Dense embedding stores queried by approximate nearest-neighbor search. The default RAG pattern: chunk corpus, embed, store in a vector index, retrieve top-k at query time and stuff into the prompt. Foundation for most production memory systems today.

Graph RAG

Extracts entities and relations from the corpus into a property graph, then queries the graph (often alongside a vector index) at retrieval time. Strong on multi-hop and explanatory questions where path traversal matters more than nearest-neighbor similarity.

Hierarchical Summary

Tiered memory layers in which recent items are kept verbatim and older items are progressively summarized. Inspired by human episodic-to-semantic compression. Trades some fidelity for unbounded effective context.

Episodic Buffer

Ring or queue buffers of discrete episodes (turns, sessions, observations) with explicit recency, importance, and decay operators. Closer to a transcript log than a search index. Common in agent frameworks that need ordered playback.

Agentic Workflow

LLM-orchestrated read/write/reflect loops in which the model itself decides when to query, update, or summarize memory. The MemGPT-style 'memory as a tool' pattern. Highest flexibility, highest cost, hardest to evaluate.

KV Cache Extension

Architectural tricks that extend or compress the attention KV cache directly, rather than building an external store. Includes paging, eviction, sparsity, and learned compression. Lives in the model runtime, not the application layer.

External Memory Network

Learned read/write heads attached to a slot-based memory store. The DNC and Neural Turing Machine lineage. Largely a research direction rather than a production pattern, but resurfaces inside hybrid systems.

Knowledge Base

Structured stores — triple stores, relational schemas, document databases — used as authoritative memory rather than as retrieval material. The LLM queries or updates the KB through a tool layer.

Hybrid

Two or more of the above patterns surfaced behind a single API. Most production-grade memory systems converge here: vector retrieval for breadth, graph for relations, structured store for personalization, summaries for the long tail.

Team

KP

Kanishk Patel

Author

Project: Memory Systems Taxonomy and Benchmarking (MSTB). A comprehensive effort to map, categorize, and evaluate the rapidly evolving AI memory landscape.

Contributing

Memory Arena is open source. We welcome contributions of new system entries, benchmark data, bug fixes, and feature ideas.

View on GitHub

FAQ

What is a memory system?

A memory system is the layer that gives an AI application persistence — the ability to remember facts, conversations, user preferences, or task state across turns and sessions. Memory systems span agent memory layers, RAG retrieval over corpora, personalization stores, long-context windows, knowledge graphs, episodic session buffers, and lifelong-learning stores.

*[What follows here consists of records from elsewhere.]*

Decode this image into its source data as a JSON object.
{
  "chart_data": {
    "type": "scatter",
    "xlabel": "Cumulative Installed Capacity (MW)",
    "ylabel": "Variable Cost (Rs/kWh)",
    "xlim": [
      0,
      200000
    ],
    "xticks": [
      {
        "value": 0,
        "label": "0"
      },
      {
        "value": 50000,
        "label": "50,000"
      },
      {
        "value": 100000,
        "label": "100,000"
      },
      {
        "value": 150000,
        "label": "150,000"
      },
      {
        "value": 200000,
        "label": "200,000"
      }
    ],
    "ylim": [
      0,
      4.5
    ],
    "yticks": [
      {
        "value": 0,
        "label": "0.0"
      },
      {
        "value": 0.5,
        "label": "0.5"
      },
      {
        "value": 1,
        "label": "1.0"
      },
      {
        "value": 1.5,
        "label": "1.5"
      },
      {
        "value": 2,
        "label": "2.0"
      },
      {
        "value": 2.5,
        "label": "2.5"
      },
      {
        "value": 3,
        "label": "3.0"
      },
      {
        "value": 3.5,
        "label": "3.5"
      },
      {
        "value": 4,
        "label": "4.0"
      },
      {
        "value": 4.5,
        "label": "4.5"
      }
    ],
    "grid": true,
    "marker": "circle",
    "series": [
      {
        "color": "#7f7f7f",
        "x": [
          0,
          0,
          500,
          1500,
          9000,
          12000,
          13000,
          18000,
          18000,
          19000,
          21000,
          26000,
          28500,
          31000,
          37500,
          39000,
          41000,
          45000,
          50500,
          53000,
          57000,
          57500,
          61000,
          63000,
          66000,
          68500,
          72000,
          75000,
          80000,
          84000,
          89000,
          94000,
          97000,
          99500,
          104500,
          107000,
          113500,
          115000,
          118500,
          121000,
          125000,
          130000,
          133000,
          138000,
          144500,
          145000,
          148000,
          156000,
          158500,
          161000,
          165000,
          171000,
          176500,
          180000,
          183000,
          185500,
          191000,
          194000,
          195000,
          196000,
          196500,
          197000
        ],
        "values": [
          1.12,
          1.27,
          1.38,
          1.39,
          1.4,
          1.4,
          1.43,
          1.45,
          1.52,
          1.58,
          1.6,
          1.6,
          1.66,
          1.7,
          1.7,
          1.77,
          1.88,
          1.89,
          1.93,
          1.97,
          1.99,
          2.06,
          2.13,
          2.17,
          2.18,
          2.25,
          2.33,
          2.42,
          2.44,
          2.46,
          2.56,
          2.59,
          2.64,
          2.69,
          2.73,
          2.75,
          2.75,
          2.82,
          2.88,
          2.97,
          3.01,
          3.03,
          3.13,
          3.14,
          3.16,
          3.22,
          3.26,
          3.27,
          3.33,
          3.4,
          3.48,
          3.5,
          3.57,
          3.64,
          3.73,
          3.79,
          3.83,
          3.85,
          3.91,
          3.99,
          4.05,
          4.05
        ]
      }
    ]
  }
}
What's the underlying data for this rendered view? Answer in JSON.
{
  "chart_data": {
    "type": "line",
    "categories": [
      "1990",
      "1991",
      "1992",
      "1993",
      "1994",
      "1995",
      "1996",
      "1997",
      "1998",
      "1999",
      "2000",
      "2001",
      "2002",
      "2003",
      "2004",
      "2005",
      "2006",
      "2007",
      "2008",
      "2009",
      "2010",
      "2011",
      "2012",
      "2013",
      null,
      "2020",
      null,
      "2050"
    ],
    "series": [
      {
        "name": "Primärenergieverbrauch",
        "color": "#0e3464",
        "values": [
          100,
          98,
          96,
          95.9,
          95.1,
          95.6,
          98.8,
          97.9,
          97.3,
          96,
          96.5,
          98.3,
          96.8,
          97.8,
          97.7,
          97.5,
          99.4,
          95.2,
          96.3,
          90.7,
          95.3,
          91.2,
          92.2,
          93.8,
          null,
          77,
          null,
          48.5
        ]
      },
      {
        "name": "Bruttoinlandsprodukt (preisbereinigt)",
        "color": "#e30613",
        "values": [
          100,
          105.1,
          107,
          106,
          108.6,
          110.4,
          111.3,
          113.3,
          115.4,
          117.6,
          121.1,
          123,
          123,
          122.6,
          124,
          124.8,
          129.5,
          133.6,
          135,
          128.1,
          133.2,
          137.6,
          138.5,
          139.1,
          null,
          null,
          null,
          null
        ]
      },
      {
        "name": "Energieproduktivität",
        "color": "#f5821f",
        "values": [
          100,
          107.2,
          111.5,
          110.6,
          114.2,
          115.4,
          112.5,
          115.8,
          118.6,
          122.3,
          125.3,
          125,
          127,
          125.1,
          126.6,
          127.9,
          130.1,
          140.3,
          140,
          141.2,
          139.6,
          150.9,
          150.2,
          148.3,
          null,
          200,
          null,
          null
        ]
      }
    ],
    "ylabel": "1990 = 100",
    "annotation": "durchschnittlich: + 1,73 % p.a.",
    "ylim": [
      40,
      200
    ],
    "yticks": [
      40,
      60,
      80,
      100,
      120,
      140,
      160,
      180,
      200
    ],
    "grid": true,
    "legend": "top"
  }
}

Are the benchmark scores real?

Some are, most are not yet. Each score shows a provenance badge: 'Self-Reported' scores come from vendor papers and documentation. 'Estimated' scores are algorithmic approximations derived from capability profiles — they are NOT from real benchmark runs. We are working to replace estimates with verified data.

What does 'Estimated' mean?

Estimated scores are derived from a system's capability profile (retrieval accuracy, long-range recall, etc.) using weighted mappings to benchmark domains. They provide a rough directional comparison but should not be treated as real benchmark results. We show them to provide a comprehensive catalog while being transparent that they are approximations.

How often is the data updated?

We update scores as new papers and evaluations are published. Our goal is to progressively replace estimated scores with verified data.

Is the data available programmatically?

Yes. All data is available as static JSON files through our public API. See the API Documentation page for endpoint details and example responses.